Test Pilot (1938)
6/10
Sometimes Those Surly Bonds Look Like S&M.
9 October 2012
Warning: Spoilers
A product of MGM in its heyday, written by Frank "Spig" Wead, about whom John Ford was to later make a movie ("The Wings of Eagles"), directed by Victor Fleming, a man's man who barked orders, played rough, and boozed it up. Manly Clark Gable is the test pilot who always wants to push the envelope, even though he met and married the devoted Myrna Loy overnight. Spencer Tracy is the sidekick, there to provide common sense, worry about Gable, and maintain Gable's airplanes.

With credits like that, it can't be all bad.

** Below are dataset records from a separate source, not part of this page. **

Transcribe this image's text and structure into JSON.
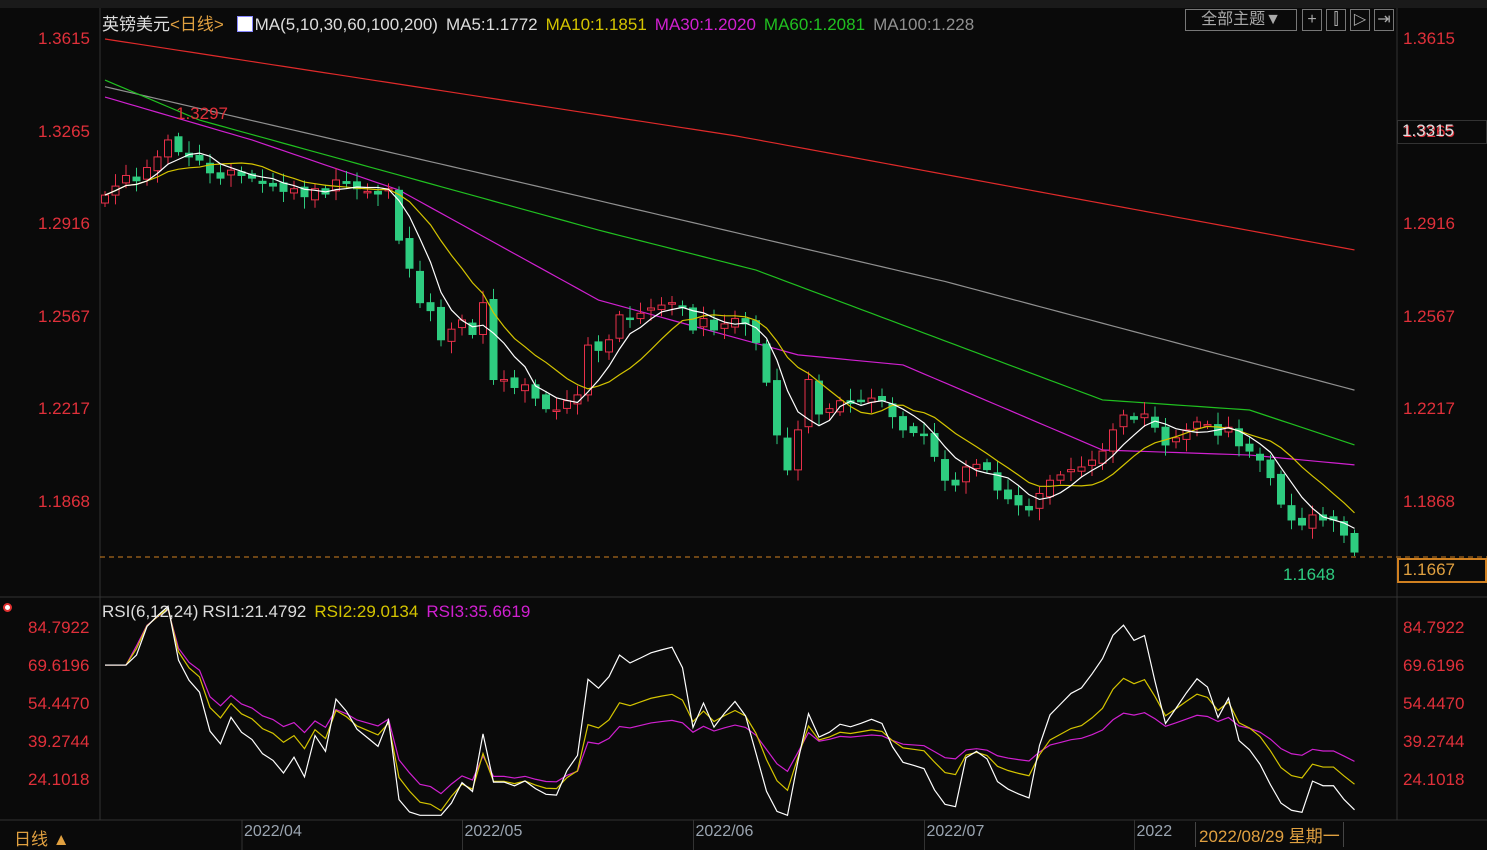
{
  "header": {
    "symbol": "英镑美元",
    "period": "<日线>",
    "ma_def": "MA(5,10,30,60,100,200)",
    "ma5": "MA5:1.1772",
    "ma10": "MA10:1.1851",
    "ma30": "MA30:1.2020",
    "ma60": "MA60:1.2081",
    "ma100": "MA100:1.228",
    "theme_button": "全部主题▼"
  },
  "rsi_header": {
    "def": "RSI(6,12,24)",
    "rsi1": "RSI1:21.4792",
    "rsi2": "RSI2:29.0134",
    "rsi3": "RSI3:35.6619"
  },
  "footer": {
    "period": "日线 ▲",
    "cursor_date": "2022/08/29 星期一"
  },
  "colors": {
    "up": "#e8304a",
    "down": "#2ecc80",
    "ma5": "#ffffff",
    "ma10": "#d4c400",
    "ma30": "#d020d0",
    "ma60": "#20c020",
    "ma100": "#909090",
    "ma200": "#e02a2a"
  },
  "chart_data": [
    {
      "type": "candlestick",
      "title": "英镑美元 日线",
      "y_ticks": [
        "1.3615",
        "1.3265",
        "1.2916",
        "1.2567",
        "1.2217",
        "1.1868"
      ],
      "y_tick_values": [
        1.3615,
        1.3265,
        1.2916,
        1.2567,
        1.2217,
        1.1868
      ],
      "ylim": [
        1.157,
        1.372
      ],
      "x_ticks": [
        "2022/04",
        "2022/05",
        "2022/06",
        "2022/07",
        "2022"
      ],
      "x_tick_index": [
        14,
        35,
        57,
        79,
        99
      ],
      "high_label": "1.3297",
      "low_label": "1.1648",
      "last_price": "1.1667",
      "cursor_price": "1.3315",
      "close": [
        1.3026,
        1.306,
        1.31,
        1.308,
        1.313,
        1.317,
        1.3234,
        1.319,
        1.317,
        1.3158,
        1.311,
        1.309,
        1.312,
        1.31,
        1.309,
        1.307,
        1.306,
        1.304,
        1.305,
        1.302,
        1.305,
        1.303,
        1.3083,
        1.307,
        1.305,
        1.304,
        1.303,
        1.305,
        1.2856,
        1.275,
        1.262,
        1.259,
        1.248,
        1.252,
        1.2555,
        1.25,
        1.262,
        1.233,
        1.233,
        1.23,
        1.231,
        1.226,
        1.222,
        1.2215,
        1.225,
        1.2272,
        1.246,
        1.244,
        1.248,
        1.2574,
        1.256,
        1.258,
        1.26,
        1.2611,
        1.262,
        1.26,
        1.2517,
        1.256,
        1.2517,
        1.254,
        1.256,
        1.254,
        1.247,
        1.232,
        1.2121,
        1.1989,
        1.214,
        1.233,
        1.22,
        1.222,
        1.225,
        1.224,
        1.225,
        1.226,
        1.225,
        1.219,
        1.214,
        1.213,
        1.212,
        1.204,
        1.195,
        1.1932,
        1.2,
        1.201,
        1.199,
        1.1913,
        1.188,
        1.1857,
        1.1838,
        1.19,
        1.195,
        1.197,
        1.199,
        1.2,
        1.2026,
        1.206,
        1.214,
        1.2196,
        1.218,
        1.22,
        1.215,
        1.2083,
        1.211,
        1.214,
        1.217,
        1.216,
        1.212,
        1.215,
        1.208,
        1.206,
        1.2026,
        1.196,
        1.186,
        1.18,
        1.1781,
        1.1819,
        1.18,
        1.18,
        1.1743,
        1.1679
      ],
      "ma30": [
        [
          0,
          1.3396
        ],
        [
          14,
          1.3234
        ],
        [
          28,
          1.3045
        ],
        [
          47,
          1.263
        ],
        [
          66,
          1.2423
        ],
        [
          76,
          1.2385
        ],
        [
          95,
          1.2064
        ],
        [
          109,
          1.2045
        ],
        [
          119,
          1.2008
        ]
      ],
      "ma60": [
        [
          0,
          1.346
        ],
        [
          9,
          1.3309
        ],
        [
          47,
          1.2894
        ],
        [
          62,
          1.2743
        ],
        [
          95,
          1.2253
        ],
        [
          109,
          1.2215
        ],
        [
          119,
          1.2083
        ]
      ],
      "ma100": [
        [
          0,
          1.3435
        ],
        [
          40,
          1.307
        ],
        [
          80,
          1.27
        ],
        [
          119,
          1.229
        ]
      ],
      "ma200": [
        [
          0,
          1.3615
        ],
        [
          60,
          1.325
        ],
        [
          119,
          1.2819
        ]
      ]
    },
    {
      "type": "line",
      "title": "RSI(6,12,24)",
      "y_ticks": [
        "84.7922",
        "69.6196",
        "54.4470",
        "39.2744",
        "24.1018"
      ],
      "y_tick_values": [
        84.7922,
        69.6196,
        54.447,
        39.2744,
        24.1018
      ],
      "series": [
        "RSI1",
        "RSI2",
        "RSI3"
      ],
      "periods": [
        6,
        12,
        24
      ]
    }
  ]
}
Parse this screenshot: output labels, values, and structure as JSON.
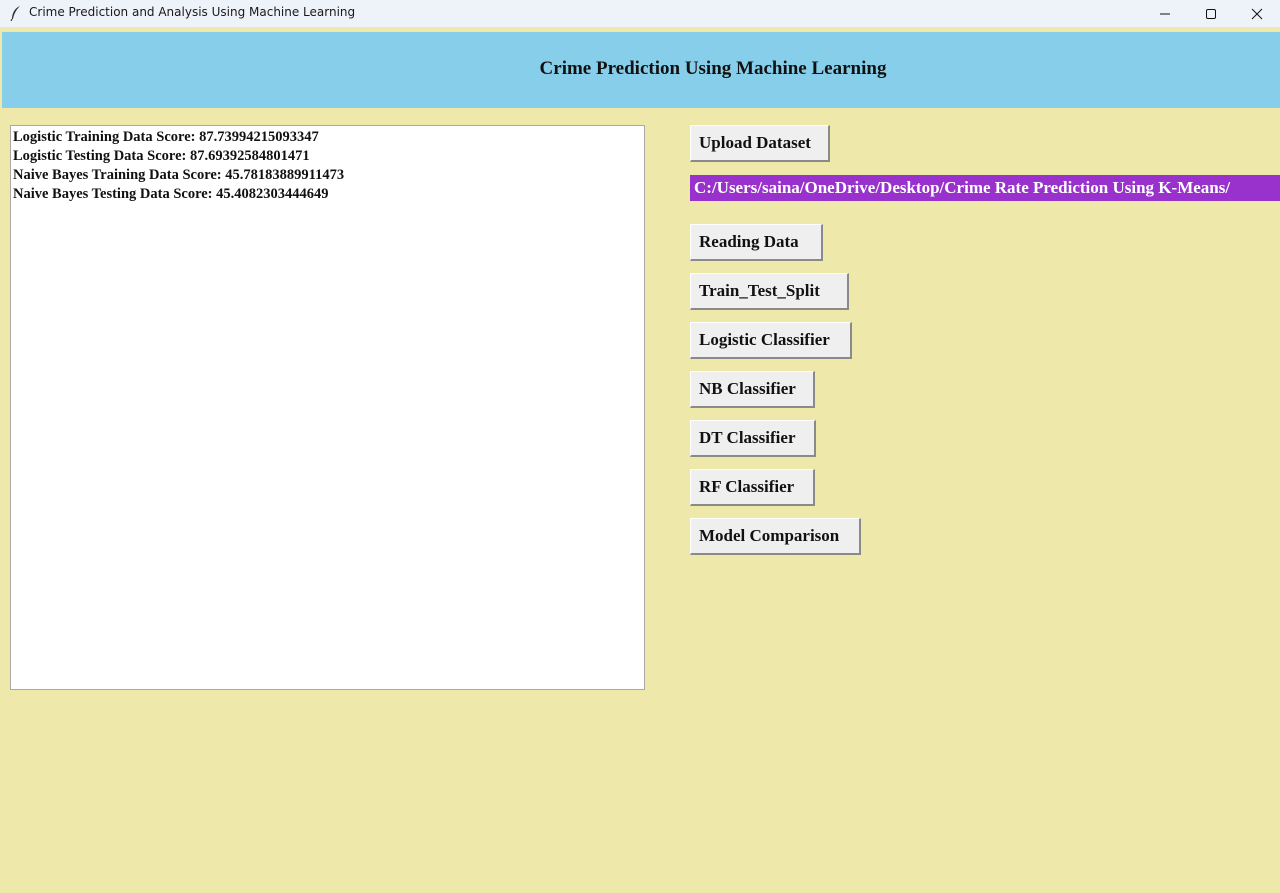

Yet the characters are familiar. We've all seen movies before in which the hero is involved in some dangerous pursuit and the woman wants him to quit, settle down, and have babies in a normal home instead of all this running around with roughnecks -- and the drinking and swearing and the exhilaration of the adrenalin rush and all those tootsies hanging around and in general everybody carrying on like animals in a zoo. And why doesn't he get a haircut? She wants him to become a farmer or a shopkeeper or something, and start going to church, and she wants to push the perambulator along the sidewalks.

Now, usually -- are you following this? -- usually the sidekick is homelier than the hero, as is the case here, and frequently he's in love with the hero's pretty wife, devoted to her in fact, which is not the case here. It's not one of Tracy's better parts, hobbled as he is by a script that turns him into a sullen and disapproving partner before he becomes a sacrificial lamb who turns Gable's life around.

It's too talky. I enjoyed the scenes of flight, even the mock ups. I mean, how often do you get to see an experimental model of the B-17 on the screen? Or a Seversky P-35, a kind of forebear of the legendary P-47 Thunderbolt? The airplanes are real. On the other hand, you can usually tell when something dramatic is about to happen -- an engine fails, a stall takes place -- because suddenly we're watching obvious models.

There's a scene at a drunken party after one of the test pilots goes all the way in. Myrna Loy happens to mention the dead pilot's name, Benson, and Gable is suddenly enraged and shouts at her, "Who's Benson?" We get a similar exchange, more light hearted, in Howard Hawks' "Only Angels Have Wings" a year or two later. ("Who's Joe?") I'd like to think of it as a case of independent invention but Hawks was notorious for ripping stuff off from himself as well as others.